Auftakt mit Strauss und Henry Purcell
Der Blick auf die Zugspitze reißt alles raus. Am Freitag war das gesamte Wettersteinmassiv aber mit düsteren Wolken verhangen. Es schien gar nicht da zu sein. Vielleicht sind die Berge nur eine Erfindung der lokalen Tourismus-Industrie? Alles, was einen abhält, nach Garmisch zu fahren, trat deutlicher hervor: der stets stockende Verkehr vom Autobahnende bis Oberau, das trostlose Gewerbegebiet am Ortseingang und die Gegend um den Bahnhof, die seit 20 Jahren vergeblich auf bessere Zeiten wartet.
Garmisch könnte eine oder auch gleich mehrere Metamorphosen vertragen. Mit diesem griechischen Begriff für Verwandlung hat Richard Strauss ein in der Marktgemeinde entstandenes Spätwerk überschrieben.
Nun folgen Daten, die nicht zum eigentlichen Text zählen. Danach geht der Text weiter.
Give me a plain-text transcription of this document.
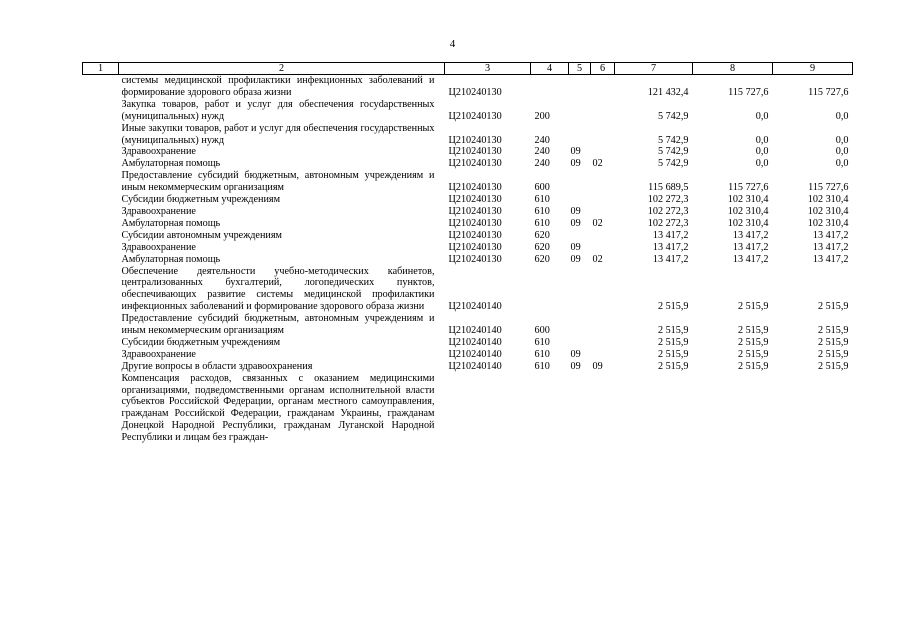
4
1	2	3	4	5	6	7	8	9
	системы медицинской профилактики инфекционных заболеваний и формирование здорового образа жизни	Ц210240130				121 432,4	115 727,6	115 727,6
	Закупка товаров, работ и услуг для обеспечения госуdарственных (муниципальных) нужд	Ц210240130	200			5 742,9	0,0	0,0
	Иные закупки товаров, работ и услуг для обеспечения государственных (муниципальных) нужд	Ц210240130	240			5 742,9	0,0	0,0
	Здравоохранение	Ц210240130	240	09		5 742,9	0,0	0,0
	Амбулаторная помощь	Ц210240130	240	09	02	5 742,9	0,0	0,0
	Предоставление субсидий бюджетным, автономным учреждениям и иным некоммерческим организациям	Ц210240130	600			115 689,5	115 727,6	115 727,6
	Субсидии бюджетным учреждениям	Ц210240130	610			102 272,3	102 310,4	102 310,4
	Здравоохранение	Ц210240130	610	09		102 272,3	102 310,4	102 310,4
	Амбулаторная помощь	Ц210240130	610	09	02	102 272,3	102 310,4	102 310,4
	Субсидии автономным учреждениям	Ц210240130	620			13 417,2	13 417,2	13 417,2
	Здравоохранение	Ц210240130	620	09		13 417,2	13 417,2	13 417,2
	Амбулаторная помощь	Ц210240130	620	09	02	13 417,2	13 417,2	13 417,2
	Обеспечение деятельности учебно-методических кабинетов, централизованных бухгалтерий, логопедических пунктов, обеспечивающих развитие системы медицинской профилактики инфекционных заболеваний и формирование здорового образа жизни	Ц210240140				2 515,9	2 515,9	2 515,9
	Предоставление субсидий бюджетным, автономным учреждениям и иным некоммерческим организациям	Ц210240140	600			2 515,9	2 515,9	2 515,9
	Субсидии бюджетным учреждениям	Ц210240140	610			2 515,9	2 515,9	2 515,9
	Здравоохранение	Ц210240140	610	09		2 515,9	2 515,9	2 515,9
	Другие вопросы в области здравоохранения	Ц210240140	610	09	09	2 515,9	2 515,9	2 515,9
	Компенсация расходов, связанных с оказанием медицинскими организациями, подведомственными органам исполнительной власти субъектов Российской Федерации, органам местного самоуправления, гражданам Российской Федерации, гражданам Украины, гражданам Донецкой Народной Республики, гражданам Луганской Народной Республики и лицам без граждан-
Alexander Liebreich wählte den Titel als Motto für den Neuanfang beim vor 30 Jahren gegründeten Richard-Strauss-Festival, dem er mit einer ordentlichen Geldspritze des Freistaats ein Update verpassen will.
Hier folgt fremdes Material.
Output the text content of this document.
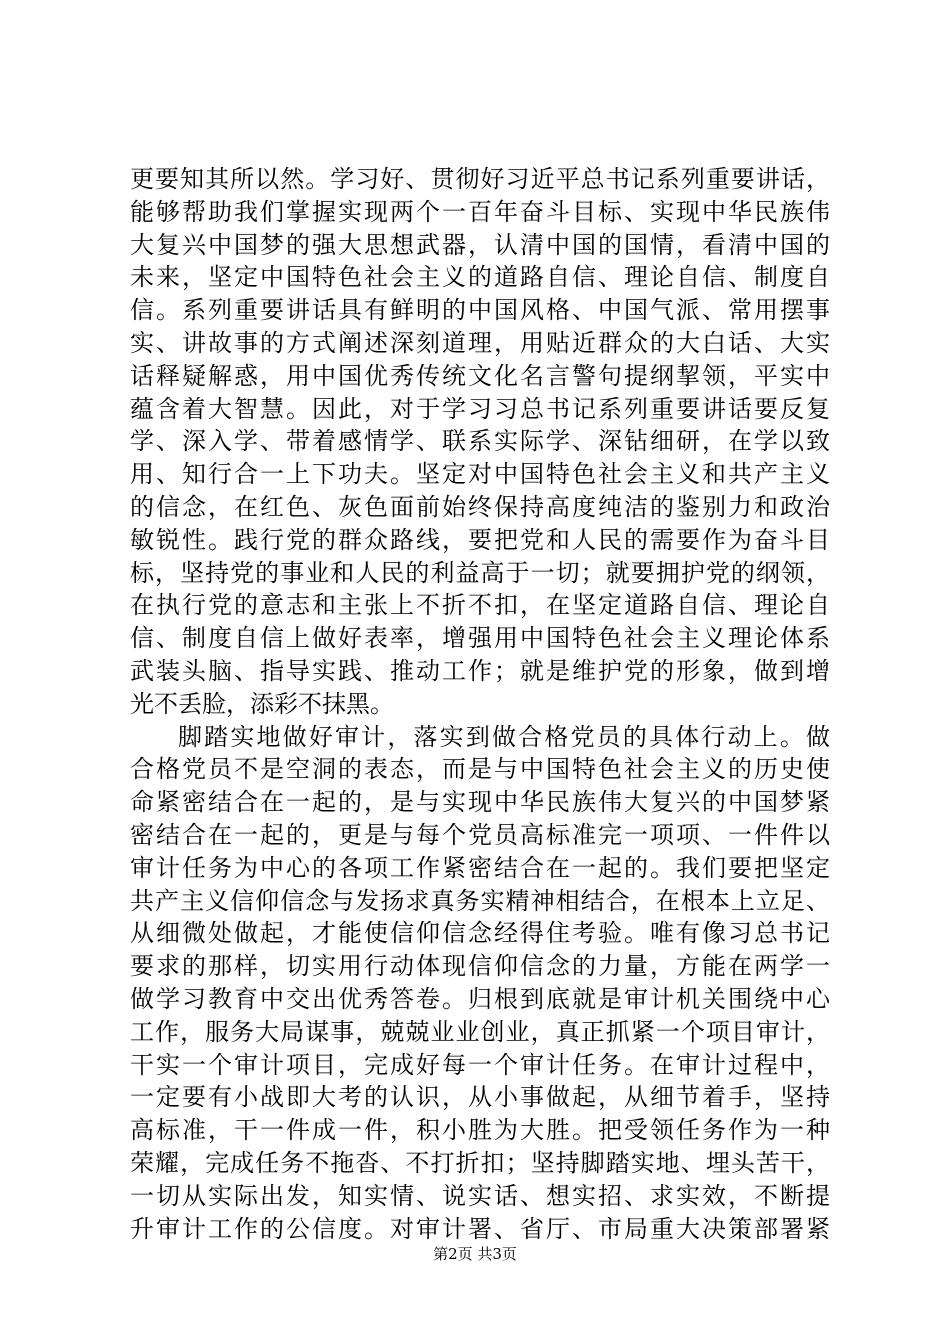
更要知其所以然。学习好、贯彻好习近平总书记系列重要讲话，
能够帮助我们掌握实现两个一百年奋斗目标、实现中华民族伟
大复兴中国梦的强大思想武器，认清中国的国情，看清中国的
未来，坚定中国特色社会主义的道路自信、理论自信、制度自
信。系列重要讲话具有鲜明的中国风格、中国气派、常用摆事
实、讲故事的方式阐述深刻道理，用贴近群众的大白话、大实
话释疑解惑，用中国优秀传统文化名言警句提纲挈领，平实中
蕴含着大智慧。因此，对于学习习总书记系列重要讲话要反复
学、深入学、带着感情学、联系实际学、深钻细研，在学以致
用、知行合一上下功夫。坚定对中国特色社会主义和共产主义
的信念，在红色、灰色面前始终保持高度纯洁的鉴别力和政治
敏锐性。践行党的群众路线，要把党和人民的需要作为奋斗目
标，坚持党的事业和人民的利益高于一切；就要拥护党的纲领，
在执行党的意志和主张上不折不扣，在坚定道路自信、理论自
信、制度自信上做好表率，增强用中国特色社会主义理论体系
武装头脑、指导实践、推动工作；就是维护党的形象，做到增
光不丢脸，添彩不抹黑。
脚踏实地做好审计，落实到做合格党员的具体行动上。做
合格党员不是空洞的表态，而是与中国特色社会主义的历史使
命紧密结合在一起的，是与实现中华民族伟大复兴的中国梦紧
密结合在一起的，更是与每个党员高标准完一项项、一件件以
审计任务为中心的各项工作紧密结合在一起的。我们要把坚定
共产主义信仰信念与发扬求真务实精神相结合，在根本上立足、
从细微处做起，才能使信仰信念经得住考验。唯有像习总书记
要求的那样，切实用行动体现信仰信念的力量，方能在两学一
做学习教育中交出优秀答卷。归根到底就是审计机关围绕中心
工作，服务大局谋事，兢兢业业创业，真正抓紧一个项目审计，
干实一个审计项目，完成好每一个审计任务。在审计过程中，
一定要有小战即大考的认识，从小事做起，从细节着手，坚持
高标准，干一件成一件，积小胜为大胜。把受领任务作为一种
荣耀，完成任务不拖沓、不打折扣；坚持脚踏实地、埋头苦干，
一切从实际出发，知实情、说实话、想实招、求实效，不断提
升审计工作的公信度。对审计署、省厅、市局重大决策部署紧
第2页 共3页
Metamorphosen mit Darmsaiten
Der ehemalige Künstlerische Leiter des Münchener Kammerorchesters eröffnete das Festival natürlich mit der „Studie für 23 Solostreicher“, gespielt von der Akademie für Alte Musik Berlin auf Darmsaiten und in tieferer Stimmung als üblich. Zwar dürften sich zur Entstehungszeit die Saiten aus Stahl bereits flächendeckend durchgesetzt haben. Aber das Stück profitiert eindeutig von der älteren Klangvorstellung.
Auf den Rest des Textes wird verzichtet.